Japanese researcher's discovery that older men emit a pungent body odor hit a nerve with the populace. Now companies have jumped in with products to mask the offending scent.


YOKOHAMA, Japan — Do middle-aged men smell worse than everyone else?

Shoji Nakamura, chief perfumer with Japan's exclusive cosmetics firm, Shiseido, certainly thinks so. And he's out to change that.

Nakamura, whose million-dollar nose is reputedly able to distinguish among some 2,000 different odors, says he first noticed a distinctive smell among middle-aged and older men in 1987 and spent the next decade thinking about it.

"I'm very interested in body odor," he says.

Now, after painstaking research, Shiseido has acted on Nakamura's evident insight. This September, the company will unveil what it says is the world's first product line of shampoos, powders and air fresheners designed to block, cover and otherwise obscure the unique smell of growing old.

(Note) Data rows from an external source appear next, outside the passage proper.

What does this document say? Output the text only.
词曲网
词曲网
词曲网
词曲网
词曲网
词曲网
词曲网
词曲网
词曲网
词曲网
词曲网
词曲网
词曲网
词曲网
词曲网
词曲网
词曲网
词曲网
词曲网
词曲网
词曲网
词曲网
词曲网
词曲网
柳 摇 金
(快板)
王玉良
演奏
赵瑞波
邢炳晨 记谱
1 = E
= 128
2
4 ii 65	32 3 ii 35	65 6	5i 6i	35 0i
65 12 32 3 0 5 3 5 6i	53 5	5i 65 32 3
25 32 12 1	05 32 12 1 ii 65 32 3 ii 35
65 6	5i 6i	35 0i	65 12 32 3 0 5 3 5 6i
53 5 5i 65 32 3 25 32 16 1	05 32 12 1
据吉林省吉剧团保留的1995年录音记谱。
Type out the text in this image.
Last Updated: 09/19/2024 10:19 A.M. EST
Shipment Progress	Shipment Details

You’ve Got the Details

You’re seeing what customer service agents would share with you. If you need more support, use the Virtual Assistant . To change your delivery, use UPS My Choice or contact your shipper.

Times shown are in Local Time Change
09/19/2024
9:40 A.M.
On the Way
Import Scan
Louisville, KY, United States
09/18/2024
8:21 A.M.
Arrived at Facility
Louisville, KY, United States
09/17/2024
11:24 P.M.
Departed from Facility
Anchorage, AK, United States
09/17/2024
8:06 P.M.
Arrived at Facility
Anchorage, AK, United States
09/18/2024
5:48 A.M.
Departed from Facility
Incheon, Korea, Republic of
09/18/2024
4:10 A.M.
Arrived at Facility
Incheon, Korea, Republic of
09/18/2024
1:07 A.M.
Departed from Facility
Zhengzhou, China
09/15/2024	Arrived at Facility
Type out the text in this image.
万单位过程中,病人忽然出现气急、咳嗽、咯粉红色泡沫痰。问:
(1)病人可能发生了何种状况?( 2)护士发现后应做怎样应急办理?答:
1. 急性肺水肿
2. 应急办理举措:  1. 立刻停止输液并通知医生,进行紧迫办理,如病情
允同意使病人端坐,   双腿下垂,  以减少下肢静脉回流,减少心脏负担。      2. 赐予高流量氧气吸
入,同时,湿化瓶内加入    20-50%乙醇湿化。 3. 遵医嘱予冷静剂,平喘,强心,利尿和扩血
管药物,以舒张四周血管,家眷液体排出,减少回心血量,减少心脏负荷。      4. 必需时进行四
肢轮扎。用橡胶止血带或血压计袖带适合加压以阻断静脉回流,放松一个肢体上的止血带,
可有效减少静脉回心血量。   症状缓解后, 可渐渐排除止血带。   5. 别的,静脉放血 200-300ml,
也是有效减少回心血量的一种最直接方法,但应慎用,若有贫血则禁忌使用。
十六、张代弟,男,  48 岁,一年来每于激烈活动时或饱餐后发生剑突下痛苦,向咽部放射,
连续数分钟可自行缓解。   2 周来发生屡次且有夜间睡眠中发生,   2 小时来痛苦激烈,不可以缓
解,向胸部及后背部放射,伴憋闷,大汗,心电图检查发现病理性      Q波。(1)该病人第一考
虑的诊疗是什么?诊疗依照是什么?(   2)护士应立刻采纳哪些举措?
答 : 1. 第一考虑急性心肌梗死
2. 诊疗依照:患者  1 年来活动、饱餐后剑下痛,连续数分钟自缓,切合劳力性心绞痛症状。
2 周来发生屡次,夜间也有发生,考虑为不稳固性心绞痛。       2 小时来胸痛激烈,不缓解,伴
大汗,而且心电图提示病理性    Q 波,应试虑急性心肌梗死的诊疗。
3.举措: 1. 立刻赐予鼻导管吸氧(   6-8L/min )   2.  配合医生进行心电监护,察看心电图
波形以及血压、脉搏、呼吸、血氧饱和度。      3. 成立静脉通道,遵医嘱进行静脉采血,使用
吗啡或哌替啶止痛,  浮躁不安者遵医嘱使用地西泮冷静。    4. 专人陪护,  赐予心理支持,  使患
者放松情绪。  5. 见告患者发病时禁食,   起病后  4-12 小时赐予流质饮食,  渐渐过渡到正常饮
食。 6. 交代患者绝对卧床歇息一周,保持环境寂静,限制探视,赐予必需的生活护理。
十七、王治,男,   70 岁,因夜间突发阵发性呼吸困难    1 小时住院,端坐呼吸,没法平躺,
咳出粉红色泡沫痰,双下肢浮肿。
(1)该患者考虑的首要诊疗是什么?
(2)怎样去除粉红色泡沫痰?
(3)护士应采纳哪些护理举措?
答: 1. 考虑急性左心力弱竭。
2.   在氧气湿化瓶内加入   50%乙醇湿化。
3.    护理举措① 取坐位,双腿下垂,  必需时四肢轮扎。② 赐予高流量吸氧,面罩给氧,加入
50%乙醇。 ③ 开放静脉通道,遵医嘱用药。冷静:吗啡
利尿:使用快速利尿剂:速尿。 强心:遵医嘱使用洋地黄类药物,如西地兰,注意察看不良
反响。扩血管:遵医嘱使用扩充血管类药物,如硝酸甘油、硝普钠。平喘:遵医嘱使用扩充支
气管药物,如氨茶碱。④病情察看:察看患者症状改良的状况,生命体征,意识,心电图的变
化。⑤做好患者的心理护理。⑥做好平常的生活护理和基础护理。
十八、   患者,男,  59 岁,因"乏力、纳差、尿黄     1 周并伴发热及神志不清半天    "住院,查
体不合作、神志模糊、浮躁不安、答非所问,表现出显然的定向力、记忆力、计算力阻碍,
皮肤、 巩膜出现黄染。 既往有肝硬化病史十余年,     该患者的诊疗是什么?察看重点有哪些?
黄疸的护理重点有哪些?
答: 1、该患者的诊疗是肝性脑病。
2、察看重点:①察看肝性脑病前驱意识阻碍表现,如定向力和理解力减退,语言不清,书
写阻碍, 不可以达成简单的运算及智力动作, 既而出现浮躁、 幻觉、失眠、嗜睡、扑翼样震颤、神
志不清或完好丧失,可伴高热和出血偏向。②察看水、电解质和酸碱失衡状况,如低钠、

His latest olfactory innovation has apparently struck a powerful chord with the cleanliness-conscious Japanese--if all the media hoopla is any indication--as newspapers, magazines and TV programs here proclaim the merits of his revolutionary discovery.

For researchers at Shiseido, the largest cosmetic maker in Japan and the fourth-largest globally, the bottom line is that people over 40, particularly men, produce much more of an unsaturated aldehyde called nonenal than the rest of society. That, the company says, is the crux of the problem.

Nonenal is described as a key ingredient in traditional body odor, but Shiseido says it generates a more distinctive, diffuse smell in older men and is not limited to places like the underarm, where traditional deodorants are effective.

At Shiseido's research lab in Yokohama, three men and a woman in white coats carefully handle two small glass jars of what they say is concentrated elderly smell before sliding them across a table to give a visitor a whiff. Along with the unique opportunity comes a warning not to get too close.

The smell emanating from the little bottles is musty and does in fact evoke some vague childhood memory of an elderly neighbor couple's house. Marketing wizard Shiseido, which began as a modest Tokyo drugstore, didn't build up $5.2 billion in annual sales by allowing its vital discoveries to remain vague childhood impressions, however.

In language worthy of a wine connoisseur on a tear, Shiseido goes on to describe its newly isolated old-age smell as an "unpleasant and greasy odor with a grassy nuance."

Segments of the Japanese public are chiming in with a cacophony of criticisms of the body odor of ojisan--a Japanese term that literally means "uncle" but carries an unpleasant connotation of an older man out of style, socially inept and, now, smelly.

The magazine Weekly Bunshun in a recent issue highlights several twentysomething women complaining about their older male relatives and co-workers under the headline: "Ojisan's smell will be gone! Could this be true?"

Asked to describe the ojisan smell, the young women liken it to fertilizer, dead leaves, "squished aphids" and "a cheap, sleazy hotel."

Gunze Co., a clothing company that has capitalized on this strongly held sentiment with a new line of "Deogreen" underwear designed to inhibit microorganisms blamed for the dreaded middle-age smell, recently surveyed 278 young women aged 16 to 25 on the distasteful topic of "men's perspiration and body odor."

Gunze found that 92% believe "something must be done about this problem," while 65% said they find the smell of their boss particularly offensive.

Yukiko Matsushita, a 23-year-old receptionist at a dental office in downtown Tokyo, is quick to agree. "My boss, my father, there are so many smelly men around me," she says. "I think middle-aged men are a lot stinkier than other generations."

For Akiko Seizaki, a 26-year-old sales clerk who works at a book publisher, the biggest concern is crowded trains. "It only takes one ojisan with a strong stench to smell up the whole car," she says. "If I'm standing close to someone like that, I feel like throwing up."

A television commercial for Gunze's no-smell underwear taps into this overarching, underarming anxiety. In the 30-second spot, a young woman listens to a Walkman on a crowded commuter train, her face jostled at the armpit level of several older men. Eventually the smell gets so bad she screams, tears her headphones off and jams the two ear pieces into her nostrils.

Unpleasant odors are processed by the left side of the brain, which sends an urgent signal to escape from the odor, according to the Japanese book "Nose and Human Relations." Talk about a testament to the brain: Humans can detect some 100,000 smells, the book says.

For his part, Tetsuya Ishizaki, a 52-year-old local government official, believes all the social railing against ojisan is unfair. "I don't understand why middle-aged men get so much criticism," he says. "I get offended when young girls on the train wear too much perfume, but I don't complain."